Questo blog è una raccolta disordinata dei miei appunti. Il tema principale è la storia di Roma.
Se passi per da queste parti, ti ringrazio. Se vuoi lascia pure un commento, ma abbi pazienza ... li guardo solo ogni tanto

venerdì 28 luglio 2017

Santa Francesca Romana


Infanzia
Nel 1378 la duplice elezione di Urbano VI e dell’antipapa Clemente VII aprì il Grande Scisma: per quarant’anni 2 o anche 3 papi si contesero il papato. A Roma nel 1384 nasceva Francesca, la cui vita fu segnata da queste terribili vicende. I genitori, Paolo Bussa e Iacobella dei Roffredeschi, di nobile e antica famiglia del rione di Parione, abitavano in una casa sulla odierna v. dell’Anima; la bambina fu battezzata e cresimata nella vicina chiesa di S. Agnese in Agone (in una cappellina laterale, c'è il battistero in pietra ove fu battezzata). Vi sono poche notizie sulla sua istruzione: imparò a leggere, ma non è certo che sapesse anche scrivere. Fin da piccola si distinse per le sue forti inclinazioni spirituali: viveva in casa isolandosi come un eremita, immersa nelle penitenze, nella preghiera e nella lettura devota, praticando dentro le mura domestiche una singolare forma di ascetismo monastico. 

Il matrimonio
A 12 anni, fu data in sposa contro la sua volontà a Lorenzo Ponziani, di una ricca famiglia di bovattieri di Trastevere, proprietari di bestiame e di vasti possedimenti agricoli. Il loro palazzo in Ponte Rotto sorgeva vicino alla basilica di S. Cecilia. Nonostante la posizione di privilegio, la vita coniugale di Francesca fu segnata da dolori e difficoltà. Perse due figli in tenera età per una epidemia. Nel 1408-09 o nel 1413-14, durante l'occupazione di Roma da parte dei Napoletani, i Ponziani pagarono un prezzo molto alto per la loro fedeltà alla Chiesa e agli Orsini contro il re Ladislao d’Angiò ed i Colonna: Lorenzo, il marito di Francesca, fu ferito gravemente e rimase infermo per tutta la vita, il cognato Paluzzo esiliato, il figlio Battista, ancora fanciullo, preso in ostaggio.

 

Francesca, per obbedire al comando del confessore, condusse il bambino in Campidoglio, dove risiedeva il conte di Troia, luogotenente del re di Napoli, e dopo aver affidato la vita del figlio alla Madonna dell’Aracoeli lo consegnò ai nemici.
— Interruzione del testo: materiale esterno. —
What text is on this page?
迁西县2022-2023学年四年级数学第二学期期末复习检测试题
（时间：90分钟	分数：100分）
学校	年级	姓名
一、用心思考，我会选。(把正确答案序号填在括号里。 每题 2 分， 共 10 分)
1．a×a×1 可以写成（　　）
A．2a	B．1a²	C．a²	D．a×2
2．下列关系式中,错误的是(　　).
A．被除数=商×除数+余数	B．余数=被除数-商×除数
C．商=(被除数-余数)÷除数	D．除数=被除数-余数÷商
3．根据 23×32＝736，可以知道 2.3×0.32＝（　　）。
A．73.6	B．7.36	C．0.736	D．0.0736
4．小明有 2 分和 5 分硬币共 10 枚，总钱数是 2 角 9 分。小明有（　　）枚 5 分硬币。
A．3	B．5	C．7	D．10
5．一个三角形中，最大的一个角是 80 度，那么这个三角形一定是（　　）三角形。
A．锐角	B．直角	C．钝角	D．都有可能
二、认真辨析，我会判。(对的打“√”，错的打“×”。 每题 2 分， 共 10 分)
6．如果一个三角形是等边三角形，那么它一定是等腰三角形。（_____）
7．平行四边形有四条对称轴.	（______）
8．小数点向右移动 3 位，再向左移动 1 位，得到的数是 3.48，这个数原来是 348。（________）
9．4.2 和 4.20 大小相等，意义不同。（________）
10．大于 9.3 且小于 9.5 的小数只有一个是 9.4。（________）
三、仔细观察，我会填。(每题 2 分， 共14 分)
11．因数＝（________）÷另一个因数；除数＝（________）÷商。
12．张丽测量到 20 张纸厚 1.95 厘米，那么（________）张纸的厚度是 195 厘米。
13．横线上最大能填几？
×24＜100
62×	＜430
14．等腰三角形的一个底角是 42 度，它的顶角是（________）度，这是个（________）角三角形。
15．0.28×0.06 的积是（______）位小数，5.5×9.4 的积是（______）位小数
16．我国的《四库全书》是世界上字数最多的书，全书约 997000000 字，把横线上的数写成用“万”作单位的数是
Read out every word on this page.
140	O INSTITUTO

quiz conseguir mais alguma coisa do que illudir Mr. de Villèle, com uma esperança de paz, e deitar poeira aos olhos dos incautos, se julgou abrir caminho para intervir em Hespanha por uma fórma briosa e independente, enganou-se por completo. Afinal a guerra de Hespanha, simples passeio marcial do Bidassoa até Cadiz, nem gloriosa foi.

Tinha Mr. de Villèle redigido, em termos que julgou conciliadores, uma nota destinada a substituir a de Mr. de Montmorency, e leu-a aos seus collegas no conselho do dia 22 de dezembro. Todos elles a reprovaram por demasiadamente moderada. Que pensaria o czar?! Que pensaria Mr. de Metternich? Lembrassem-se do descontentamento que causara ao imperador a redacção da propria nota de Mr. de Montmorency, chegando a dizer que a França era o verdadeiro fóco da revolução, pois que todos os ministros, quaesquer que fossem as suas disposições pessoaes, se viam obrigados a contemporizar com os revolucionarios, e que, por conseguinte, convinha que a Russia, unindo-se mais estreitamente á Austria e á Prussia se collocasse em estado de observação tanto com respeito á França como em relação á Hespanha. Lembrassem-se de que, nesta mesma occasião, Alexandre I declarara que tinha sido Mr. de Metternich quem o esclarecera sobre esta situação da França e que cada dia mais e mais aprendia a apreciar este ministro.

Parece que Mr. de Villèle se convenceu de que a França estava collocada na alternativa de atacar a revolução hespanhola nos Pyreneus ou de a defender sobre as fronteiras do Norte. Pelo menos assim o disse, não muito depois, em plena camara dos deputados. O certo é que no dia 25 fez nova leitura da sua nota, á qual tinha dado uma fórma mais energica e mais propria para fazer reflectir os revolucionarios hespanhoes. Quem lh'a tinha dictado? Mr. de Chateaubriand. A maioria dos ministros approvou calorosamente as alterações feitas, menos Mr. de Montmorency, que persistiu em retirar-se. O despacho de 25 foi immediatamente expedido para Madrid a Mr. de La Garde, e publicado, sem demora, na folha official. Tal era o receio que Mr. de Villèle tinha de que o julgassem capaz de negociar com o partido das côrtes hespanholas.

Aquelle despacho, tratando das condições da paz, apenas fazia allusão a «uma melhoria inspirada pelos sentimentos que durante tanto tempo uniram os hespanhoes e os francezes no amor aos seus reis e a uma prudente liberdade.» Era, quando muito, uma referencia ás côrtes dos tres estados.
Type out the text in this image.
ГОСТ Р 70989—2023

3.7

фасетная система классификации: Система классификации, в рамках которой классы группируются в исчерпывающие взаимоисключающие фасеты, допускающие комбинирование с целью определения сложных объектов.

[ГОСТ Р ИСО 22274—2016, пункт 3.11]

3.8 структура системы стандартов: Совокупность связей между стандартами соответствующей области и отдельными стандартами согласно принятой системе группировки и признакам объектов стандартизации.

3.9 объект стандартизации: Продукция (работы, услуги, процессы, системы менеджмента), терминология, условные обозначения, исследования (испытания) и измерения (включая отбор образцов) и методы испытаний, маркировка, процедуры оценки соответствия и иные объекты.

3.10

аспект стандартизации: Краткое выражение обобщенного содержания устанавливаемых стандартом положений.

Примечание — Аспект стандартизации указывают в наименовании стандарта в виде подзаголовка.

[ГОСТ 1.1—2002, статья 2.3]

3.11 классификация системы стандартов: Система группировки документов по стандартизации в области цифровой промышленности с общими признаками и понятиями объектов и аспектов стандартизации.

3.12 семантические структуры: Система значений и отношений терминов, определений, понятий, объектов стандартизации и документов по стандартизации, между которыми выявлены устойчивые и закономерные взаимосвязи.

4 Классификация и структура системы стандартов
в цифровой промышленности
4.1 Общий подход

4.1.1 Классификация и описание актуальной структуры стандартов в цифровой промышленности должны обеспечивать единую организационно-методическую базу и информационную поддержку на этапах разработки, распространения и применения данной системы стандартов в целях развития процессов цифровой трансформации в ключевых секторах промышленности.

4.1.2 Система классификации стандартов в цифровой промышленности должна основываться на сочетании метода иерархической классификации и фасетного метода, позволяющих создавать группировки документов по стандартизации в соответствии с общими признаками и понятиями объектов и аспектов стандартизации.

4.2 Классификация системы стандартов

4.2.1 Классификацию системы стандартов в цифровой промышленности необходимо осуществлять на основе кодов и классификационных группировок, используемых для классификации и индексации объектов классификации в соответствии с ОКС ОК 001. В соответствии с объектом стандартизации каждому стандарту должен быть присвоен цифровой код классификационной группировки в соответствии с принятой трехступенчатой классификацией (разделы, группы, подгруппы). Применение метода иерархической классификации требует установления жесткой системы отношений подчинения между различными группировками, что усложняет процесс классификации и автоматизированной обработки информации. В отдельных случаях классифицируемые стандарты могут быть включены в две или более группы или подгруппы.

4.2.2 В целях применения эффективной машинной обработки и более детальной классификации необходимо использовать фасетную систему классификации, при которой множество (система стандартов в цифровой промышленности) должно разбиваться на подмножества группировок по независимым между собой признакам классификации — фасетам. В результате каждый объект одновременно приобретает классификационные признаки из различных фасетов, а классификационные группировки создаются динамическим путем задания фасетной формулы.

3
Ma quando i soldati tentarono di issare il fanciullo su un cavallo per portarlo via, l’animale indietreggiò, rifiutando di farsi montare. Stupiti e superstiziosi, i soldati del conte liberarono il bambino e lo riconsegnarono alla madre. Gli antichi biografi di Francesca sottolineano che sopportò sempre con pazienza i dolori, le disgrazie, i rovesci economici e finanziari della sua famiglia. 

Le sue virtù
Francesca era affascinata dalla vita eremitica, ma si dedicò al servizio degli altri: comprese che il ritiro in monastero non era l’unica condizione per raggiungere la perfezione e che anche i laici dovevano sentirsi impegnati. Ciò segnò la sua vita , tra ritiro nella contemplazione e dedizione al prossimo. Sin dall’inizio del matrimonio svolse un’intensa opera caritativa e assistenziale verso poveri e malati. Si adoperò negli ospedali di S. Maria in Cappella, di S. Cecilia, di S. Spirito in Sassia. Lasciò aperta la sua casa ai bisogni di chi vi si rivolgeva per chiedere l’elemosina, arrivando anche agli estremi, in tempo di carestie, svuotando il granaio e le cantine per i bisognosi. E volle vivere la condizione dei poveri: indossava vesti semplici e rozze; vendette i capi del ricco corredo e con il ricavato fece cucire abiti per i poveri. Con la cognata Vannozza Ponziani, si recava nelle basiliche romane e si sedeva sui gradini, chiedendo l’elemosina del pane, e talvolta fu insultata e disprezzata. Era nota per i poteri taumaturgici: abile nel curare molte malattie, ricorrendo a mezzi semplici, da lei stessa preparati con ingredienti comuni: decotti, unguenti, impiastri di erbe. Era specializzata in ginecologia e ostetricia. Fu moglie e madre sollecita e attenta, che non antepose mai i suoi bisogni spirituali e le pratiche contemplative alla famiglia. Nel matrimonio mantenne sempre il governo della grande casa in Trastevere, senza sottrarsi alle incombenze domestiche, né al duro lavoro manuale nell’azienda agricola dei Ponziani.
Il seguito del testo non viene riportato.